I've been learning a bit of programming recently. On a fairly regular basis I see questions in various web programming forums about how to achieve the three-equal column layout shown above. One of the problems with that is if you use relative positioning, then your columns--which are really just floating boxes--will automatically adjust to different heights, depending on the height of the content contained in them. You could easily just manually set the height equal to a certain number of pixels, but that often produces overflow problems if, for example, the column widths depend on the size of the reader's browser window. The solution I usually see people propose is to use javascript to detect the user's browser window, then calculate the column height desired, then manipulate the CSS file to change the height of the HTML element.

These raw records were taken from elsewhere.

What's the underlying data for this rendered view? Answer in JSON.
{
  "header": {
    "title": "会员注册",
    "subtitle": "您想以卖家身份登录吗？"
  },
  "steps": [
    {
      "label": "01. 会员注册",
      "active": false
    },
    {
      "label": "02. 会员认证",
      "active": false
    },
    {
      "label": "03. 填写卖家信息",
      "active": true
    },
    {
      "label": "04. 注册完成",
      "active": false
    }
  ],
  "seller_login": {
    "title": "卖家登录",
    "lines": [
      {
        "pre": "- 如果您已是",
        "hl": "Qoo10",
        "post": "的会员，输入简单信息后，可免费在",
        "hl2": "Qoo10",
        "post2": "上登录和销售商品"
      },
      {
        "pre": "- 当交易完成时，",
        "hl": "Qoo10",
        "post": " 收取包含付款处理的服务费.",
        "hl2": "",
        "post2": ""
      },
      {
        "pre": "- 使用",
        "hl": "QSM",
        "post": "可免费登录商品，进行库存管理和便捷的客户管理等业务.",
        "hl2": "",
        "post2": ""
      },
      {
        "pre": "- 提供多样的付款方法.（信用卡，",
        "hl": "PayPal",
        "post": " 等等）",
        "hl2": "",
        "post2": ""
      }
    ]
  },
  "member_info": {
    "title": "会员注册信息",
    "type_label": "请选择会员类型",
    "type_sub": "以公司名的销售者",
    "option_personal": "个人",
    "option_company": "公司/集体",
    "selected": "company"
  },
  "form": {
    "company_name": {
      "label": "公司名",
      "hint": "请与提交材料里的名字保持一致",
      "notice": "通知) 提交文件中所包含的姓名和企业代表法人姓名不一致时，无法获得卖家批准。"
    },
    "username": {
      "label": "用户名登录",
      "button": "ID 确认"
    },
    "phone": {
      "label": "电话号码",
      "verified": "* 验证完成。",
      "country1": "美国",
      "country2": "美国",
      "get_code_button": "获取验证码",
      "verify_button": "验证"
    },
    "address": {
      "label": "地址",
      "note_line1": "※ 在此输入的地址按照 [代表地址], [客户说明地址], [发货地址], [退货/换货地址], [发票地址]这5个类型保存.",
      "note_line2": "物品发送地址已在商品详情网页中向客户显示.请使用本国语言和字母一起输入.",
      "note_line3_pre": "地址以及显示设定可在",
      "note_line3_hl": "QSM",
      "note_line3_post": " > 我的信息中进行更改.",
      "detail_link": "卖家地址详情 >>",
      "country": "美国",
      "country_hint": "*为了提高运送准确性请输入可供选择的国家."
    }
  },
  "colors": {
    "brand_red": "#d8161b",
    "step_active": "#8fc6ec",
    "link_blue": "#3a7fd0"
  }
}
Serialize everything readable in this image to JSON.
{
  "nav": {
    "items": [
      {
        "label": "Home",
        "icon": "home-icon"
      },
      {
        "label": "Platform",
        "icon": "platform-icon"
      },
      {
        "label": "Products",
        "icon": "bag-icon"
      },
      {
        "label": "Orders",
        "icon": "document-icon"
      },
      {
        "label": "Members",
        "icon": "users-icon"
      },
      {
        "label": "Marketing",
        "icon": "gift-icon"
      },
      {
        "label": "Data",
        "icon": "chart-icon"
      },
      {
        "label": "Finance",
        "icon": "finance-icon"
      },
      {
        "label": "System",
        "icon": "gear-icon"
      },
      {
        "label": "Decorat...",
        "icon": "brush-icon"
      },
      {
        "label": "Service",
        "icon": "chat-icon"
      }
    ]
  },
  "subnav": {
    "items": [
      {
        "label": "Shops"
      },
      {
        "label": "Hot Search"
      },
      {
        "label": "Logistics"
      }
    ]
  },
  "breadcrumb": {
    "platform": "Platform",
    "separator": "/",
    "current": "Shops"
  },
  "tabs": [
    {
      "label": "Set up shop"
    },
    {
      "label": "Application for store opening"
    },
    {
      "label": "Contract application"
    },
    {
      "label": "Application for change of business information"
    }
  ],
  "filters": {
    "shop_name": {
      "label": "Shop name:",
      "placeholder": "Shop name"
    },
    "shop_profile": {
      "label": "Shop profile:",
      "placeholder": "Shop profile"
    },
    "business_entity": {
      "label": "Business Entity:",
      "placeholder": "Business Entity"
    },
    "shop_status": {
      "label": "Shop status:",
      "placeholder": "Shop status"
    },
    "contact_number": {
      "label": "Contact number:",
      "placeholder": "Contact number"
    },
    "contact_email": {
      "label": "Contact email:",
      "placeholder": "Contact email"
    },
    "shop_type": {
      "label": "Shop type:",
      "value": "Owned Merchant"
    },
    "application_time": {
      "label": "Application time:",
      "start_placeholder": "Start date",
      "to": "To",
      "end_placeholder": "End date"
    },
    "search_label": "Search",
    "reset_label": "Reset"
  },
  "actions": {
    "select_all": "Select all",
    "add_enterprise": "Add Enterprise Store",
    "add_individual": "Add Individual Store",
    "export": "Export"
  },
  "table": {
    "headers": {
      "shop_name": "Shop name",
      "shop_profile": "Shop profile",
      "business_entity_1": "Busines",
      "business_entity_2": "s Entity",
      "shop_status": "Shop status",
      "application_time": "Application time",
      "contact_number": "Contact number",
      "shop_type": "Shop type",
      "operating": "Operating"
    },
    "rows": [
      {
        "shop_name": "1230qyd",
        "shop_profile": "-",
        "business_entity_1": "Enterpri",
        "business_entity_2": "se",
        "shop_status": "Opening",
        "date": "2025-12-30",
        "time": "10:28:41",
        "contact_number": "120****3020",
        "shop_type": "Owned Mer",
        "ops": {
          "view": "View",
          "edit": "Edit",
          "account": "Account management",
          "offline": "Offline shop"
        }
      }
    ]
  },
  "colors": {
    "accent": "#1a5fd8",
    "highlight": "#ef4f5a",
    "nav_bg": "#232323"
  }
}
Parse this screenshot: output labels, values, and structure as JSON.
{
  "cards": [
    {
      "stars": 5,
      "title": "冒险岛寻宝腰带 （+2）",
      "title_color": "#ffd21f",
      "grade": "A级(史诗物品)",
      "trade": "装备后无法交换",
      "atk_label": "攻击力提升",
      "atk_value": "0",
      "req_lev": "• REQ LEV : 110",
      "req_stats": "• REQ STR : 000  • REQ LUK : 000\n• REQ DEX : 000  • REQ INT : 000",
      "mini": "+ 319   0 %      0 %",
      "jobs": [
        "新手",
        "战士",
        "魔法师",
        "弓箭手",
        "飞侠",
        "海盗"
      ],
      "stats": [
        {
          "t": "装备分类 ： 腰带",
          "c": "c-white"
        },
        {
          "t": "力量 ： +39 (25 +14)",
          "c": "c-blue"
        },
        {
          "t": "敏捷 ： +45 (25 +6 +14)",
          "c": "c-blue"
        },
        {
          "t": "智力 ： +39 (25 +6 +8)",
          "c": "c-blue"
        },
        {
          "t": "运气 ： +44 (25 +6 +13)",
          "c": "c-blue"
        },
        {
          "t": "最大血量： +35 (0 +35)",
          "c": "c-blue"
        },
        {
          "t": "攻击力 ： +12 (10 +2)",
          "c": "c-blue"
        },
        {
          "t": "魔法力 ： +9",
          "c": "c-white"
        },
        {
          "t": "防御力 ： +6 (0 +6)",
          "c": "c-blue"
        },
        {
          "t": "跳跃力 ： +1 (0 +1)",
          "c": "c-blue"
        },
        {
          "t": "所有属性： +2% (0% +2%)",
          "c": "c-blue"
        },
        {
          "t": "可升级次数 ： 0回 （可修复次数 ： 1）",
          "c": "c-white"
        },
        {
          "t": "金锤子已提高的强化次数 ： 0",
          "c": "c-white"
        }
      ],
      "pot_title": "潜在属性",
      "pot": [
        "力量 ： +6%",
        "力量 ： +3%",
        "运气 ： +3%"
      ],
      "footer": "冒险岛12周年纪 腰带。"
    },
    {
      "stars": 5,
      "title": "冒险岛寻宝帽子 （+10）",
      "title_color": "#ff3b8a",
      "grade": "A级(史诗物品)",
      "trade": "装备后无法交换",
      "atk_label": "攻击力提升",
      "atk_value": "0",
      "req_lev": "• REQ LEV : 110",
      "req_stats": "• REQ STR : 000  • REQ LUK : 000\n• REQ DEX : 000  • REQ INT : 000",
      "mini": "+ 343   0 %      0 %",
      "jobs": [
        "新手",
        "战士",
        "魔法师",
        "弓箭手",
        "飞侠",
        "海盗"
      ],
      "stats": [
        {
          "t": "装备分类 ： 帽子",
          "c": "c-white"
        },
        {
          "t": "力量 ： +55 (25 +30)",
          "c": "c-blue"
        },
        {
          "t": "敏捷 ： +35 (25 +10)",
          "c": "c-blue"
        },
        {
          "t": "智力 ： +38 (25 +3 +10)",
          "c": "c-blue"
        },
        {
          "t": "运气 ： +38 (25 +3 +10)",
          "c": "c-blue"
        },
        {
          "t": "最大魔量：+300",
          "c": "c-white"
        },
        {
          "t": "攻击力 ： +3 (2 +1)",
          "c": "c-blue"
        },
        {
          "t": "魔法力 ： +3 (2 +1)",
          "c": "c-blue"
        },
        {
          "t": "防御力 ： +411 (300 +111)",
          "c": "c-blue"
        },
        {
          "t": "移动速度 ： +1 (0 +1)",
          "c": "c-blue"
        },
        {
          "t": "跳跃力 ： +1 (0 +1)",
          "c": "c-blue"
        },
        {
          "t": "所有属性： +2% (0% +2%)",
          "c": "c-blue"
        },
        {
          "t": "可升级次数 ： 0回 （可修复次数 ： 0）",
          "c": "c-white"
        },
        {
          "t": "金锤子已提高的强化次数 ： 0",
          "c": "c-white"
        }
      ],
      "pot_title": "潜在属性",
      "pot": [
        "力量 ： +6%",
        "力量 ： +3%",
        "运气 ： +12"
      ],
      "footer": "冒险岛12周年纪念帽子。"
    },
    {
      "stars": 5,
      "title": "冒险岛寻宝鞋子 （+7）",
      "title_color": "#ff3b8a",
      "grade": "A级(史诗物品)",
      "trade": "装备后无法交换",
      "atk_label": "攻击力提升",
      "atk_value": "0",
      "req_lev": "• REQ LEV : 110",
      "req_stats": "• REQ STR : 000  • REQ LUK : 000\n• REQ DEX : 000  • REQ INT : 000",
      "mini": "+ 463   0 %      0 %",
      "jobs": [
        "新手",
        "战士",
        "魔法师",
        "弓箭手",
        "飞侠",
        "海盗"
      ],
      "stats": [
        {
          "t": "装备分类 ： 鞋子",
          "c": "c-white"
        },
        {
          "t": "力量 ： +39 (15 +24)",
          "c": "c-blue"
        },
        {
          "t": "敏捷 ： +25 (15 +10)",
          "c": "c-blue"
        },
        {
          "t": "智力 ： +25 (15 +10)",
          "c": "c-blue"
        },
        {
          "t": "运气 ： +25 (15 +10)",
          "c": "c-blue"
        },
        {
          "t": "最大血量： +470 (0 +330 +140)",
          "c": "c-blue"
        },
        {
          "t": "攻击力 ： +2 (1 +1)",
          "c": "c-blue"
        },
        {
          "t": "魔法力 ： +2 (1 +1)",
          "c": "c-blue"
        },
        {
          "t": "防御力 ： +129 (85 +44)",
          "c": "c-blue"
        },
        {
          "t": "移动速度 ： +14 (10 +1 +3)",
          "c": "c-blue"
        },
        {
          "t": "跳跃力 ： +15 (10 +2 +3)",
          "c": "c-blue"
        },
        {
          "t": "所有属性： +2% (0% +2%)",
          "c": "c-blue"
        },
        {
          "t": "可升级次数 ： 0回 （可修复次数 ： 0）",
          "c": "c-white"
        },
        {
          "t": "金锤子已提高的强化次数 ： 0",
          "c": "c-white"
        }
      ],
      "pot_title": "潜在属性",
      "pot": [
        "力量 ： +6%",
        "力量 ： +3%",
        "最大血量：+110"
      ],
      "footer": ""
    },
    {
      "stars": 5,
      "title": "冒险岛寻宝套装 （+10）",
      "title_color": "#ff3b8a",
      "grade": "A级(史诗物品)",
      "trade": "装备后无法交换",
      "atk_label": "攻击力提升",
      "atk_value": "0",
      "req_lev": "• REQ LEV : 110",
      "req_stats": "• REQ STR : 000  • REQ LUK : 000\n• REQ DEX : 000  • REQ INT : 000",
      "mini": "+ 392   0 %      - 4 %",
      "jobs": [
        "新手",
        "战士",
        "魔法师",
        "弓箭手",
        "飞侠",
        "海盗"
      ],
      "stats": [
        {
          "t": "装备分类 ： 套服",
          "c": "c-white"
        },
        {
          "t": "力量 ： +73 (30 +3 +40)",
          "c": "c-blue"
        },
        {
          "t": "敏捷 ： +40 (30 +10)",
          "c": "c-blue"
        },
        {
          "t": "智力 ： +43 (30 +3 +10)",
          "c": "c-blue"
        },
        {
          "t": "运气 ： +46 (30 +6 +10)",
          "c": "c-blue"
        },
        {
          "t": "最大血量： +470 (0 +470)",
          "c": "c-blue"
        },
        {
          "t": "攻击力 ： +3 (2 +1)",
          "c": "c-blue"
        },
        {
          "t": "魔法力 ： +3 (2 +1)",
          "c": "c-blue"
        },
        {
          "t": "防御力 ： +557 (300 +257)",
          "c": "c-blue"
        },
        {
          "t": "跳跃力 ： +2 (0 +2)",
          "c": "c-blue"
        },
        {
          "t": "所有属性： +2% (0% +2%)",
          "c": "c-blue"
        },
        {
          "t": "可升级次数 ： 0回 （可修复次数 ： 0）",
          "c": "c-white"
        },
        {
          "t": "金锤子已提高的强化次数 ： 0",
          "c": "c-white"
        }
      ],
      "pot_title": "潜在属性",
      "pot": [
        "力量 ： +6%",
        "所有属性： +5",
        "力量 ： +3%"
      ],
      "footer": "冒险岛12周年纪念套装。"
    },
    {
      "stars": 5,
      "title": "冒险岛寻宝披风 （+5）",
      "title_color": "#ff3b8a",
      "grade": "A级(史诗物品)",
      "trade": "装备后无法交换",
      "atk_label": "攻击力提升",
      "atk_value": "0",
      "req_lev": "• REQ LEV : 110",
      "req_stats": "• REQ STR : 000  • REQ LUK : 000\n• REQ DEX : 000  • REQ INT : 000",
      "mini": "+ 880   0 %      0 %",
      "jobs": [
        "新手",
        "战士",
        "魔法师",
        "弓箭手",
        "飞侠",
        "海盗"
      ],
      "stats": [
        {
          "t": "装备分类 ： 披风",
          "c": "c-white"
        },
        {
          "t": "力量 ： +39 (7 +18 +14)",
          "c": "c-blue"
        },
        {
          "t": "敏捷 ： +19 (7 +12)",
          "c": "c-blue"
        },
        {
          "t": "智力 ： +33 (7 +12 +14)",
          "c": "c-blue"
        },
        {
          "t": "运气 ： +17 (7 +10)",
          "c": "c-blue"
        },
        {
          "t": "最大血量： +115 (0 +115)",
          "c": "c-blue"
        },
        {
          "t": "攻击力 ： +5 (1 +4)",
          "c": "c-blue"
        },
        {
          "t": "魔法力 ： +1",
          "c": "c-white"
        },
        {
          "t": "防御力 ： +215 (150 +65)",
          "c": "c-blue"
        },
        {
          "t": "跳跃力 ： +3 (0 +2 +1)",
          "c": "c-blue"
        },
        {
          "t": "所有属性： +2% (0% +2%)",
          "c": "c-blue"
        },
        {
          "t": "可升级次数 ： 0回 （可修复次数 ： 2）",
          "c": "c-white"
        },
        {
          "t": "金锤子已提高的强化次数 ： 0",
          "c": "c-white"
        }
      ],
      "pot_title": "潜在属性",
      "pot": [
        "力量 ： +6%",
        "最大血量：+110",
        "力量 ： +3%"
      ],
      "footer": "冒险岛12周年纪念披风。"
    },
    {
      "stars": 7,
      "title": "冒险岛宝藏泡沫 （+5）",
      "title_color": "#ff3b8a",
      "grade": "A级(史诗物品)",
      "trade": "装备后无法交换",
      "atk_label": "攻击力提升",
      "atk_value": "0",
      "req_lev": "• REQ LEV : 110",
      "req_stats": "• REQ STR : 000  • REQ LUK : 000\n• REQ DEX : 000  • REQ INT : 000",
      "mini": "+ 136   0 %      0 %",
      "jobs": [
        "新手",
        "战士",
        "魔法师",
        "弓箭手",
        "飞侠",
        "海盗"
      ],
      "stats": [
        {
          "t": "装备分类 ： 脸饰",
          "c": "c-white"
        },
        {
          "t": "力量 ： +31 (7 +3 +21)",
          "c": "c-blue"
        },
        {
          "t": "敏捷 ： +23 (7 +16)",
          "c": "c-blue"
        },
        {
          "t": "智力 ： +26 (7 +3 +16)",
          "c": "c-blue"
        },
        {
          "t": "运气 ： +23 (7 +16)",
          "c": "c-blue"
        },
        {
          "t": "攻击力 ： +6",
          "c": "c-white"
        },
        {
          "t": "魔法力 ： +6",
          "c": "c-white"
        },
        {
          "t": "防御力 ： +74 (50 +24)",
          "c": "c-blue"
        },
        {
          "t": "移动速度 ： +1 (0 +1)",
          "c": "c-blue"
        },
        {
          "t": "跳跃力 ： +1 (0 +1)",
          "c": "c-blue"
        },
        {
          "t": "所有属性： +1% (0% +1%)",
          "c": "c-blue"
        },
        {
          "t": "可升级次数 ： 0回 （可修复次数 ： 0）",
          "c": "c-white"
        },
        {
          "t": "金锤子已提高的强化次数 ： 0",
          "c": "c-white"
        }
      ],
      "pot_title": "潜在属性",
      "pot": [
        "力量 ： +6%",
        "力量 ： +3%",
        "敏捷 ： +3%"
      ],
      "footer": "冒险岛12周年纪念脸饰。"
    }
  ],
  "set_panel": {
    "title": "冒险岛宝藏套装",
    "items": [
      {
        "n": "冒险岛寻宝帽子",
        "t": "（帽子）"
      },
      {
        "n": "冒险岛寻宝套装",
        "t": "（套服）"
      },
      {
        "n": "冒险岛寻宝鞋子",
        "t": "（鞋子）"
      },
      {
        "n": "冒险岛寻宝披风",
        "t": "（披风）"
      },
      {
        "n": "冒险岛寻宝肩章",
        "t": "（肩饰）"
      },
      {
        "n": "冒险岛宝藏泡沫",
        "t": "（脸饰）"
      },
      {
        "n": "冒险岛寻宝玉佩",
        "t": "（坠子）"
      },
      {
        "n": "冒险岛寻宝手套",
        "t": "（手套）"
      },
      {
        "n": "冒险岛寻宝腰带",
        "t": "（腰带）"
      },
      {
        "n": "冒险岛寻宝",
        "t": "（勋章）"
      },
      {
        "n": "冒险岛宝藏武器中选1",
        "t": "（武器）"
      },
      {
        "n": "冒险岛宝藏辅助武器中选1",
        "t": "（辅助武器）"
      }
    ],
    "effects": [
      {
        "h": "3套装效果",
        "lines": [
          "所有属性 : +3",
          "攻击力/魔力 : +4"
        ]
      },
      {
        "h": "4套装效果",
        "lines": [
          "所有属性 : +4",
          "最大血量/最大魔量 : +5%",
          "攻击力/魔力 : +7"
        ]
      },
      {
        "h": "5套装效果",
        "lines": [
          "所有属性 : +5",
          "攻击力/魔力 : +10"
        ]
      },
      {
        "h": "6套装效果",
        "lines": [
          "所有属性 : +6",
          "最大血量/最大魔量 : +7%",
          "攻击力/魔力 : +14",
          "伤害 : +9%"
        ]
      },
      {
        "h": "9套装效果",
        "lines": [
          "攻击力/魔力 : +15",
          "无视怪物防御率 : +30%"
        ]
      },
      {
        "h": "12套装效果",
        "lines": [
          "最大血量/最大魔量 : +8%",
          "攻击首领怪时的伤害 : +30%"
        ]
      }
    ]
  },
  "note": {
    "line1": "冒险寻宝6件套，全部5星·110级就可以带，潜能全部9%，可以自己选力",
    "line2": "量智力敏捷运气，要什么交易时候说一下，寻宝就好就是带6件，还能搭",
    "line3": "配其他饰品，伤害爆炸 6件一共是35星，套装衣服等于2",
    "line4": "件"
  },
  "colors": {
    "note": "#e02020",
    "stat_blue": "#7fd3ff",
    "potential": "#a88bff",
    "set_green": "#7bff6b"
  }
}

Or, you can just use an HTML table, which produces the exact same result.

I love javascript. But as a web developer, everything you do has to start with acknowledging the premise that javascript is terrible, slow, prone to errors, and degrades extremely ungracefully. When HTML or CSS encounter an error, they pass over it and render the page anyway, usually with no noticeable flaws. When javascript encounters even the slightest error, it crashes completely and anything--everything--you were expecting javascript to do doesn't happen at all. Whereas HTML and CSS are very fast, javascript can be excruciatingly slow. Where HTML and CSS are always enabled on every browser, javascript is often disabled. You get the picture.

The point is that yes, tables are a bad, terrible, no good way to render the appearance of your webpages. If you ever find yourself counting up <td> elements, or setting bunches of colspan="" attributes, you've gone horribly astray. But, using a table for appearance is still infinitely better than using javascript for appearance.

Oh, and by the way: CSS now has the calc() function, if the HTML table thing really shocks your conscience.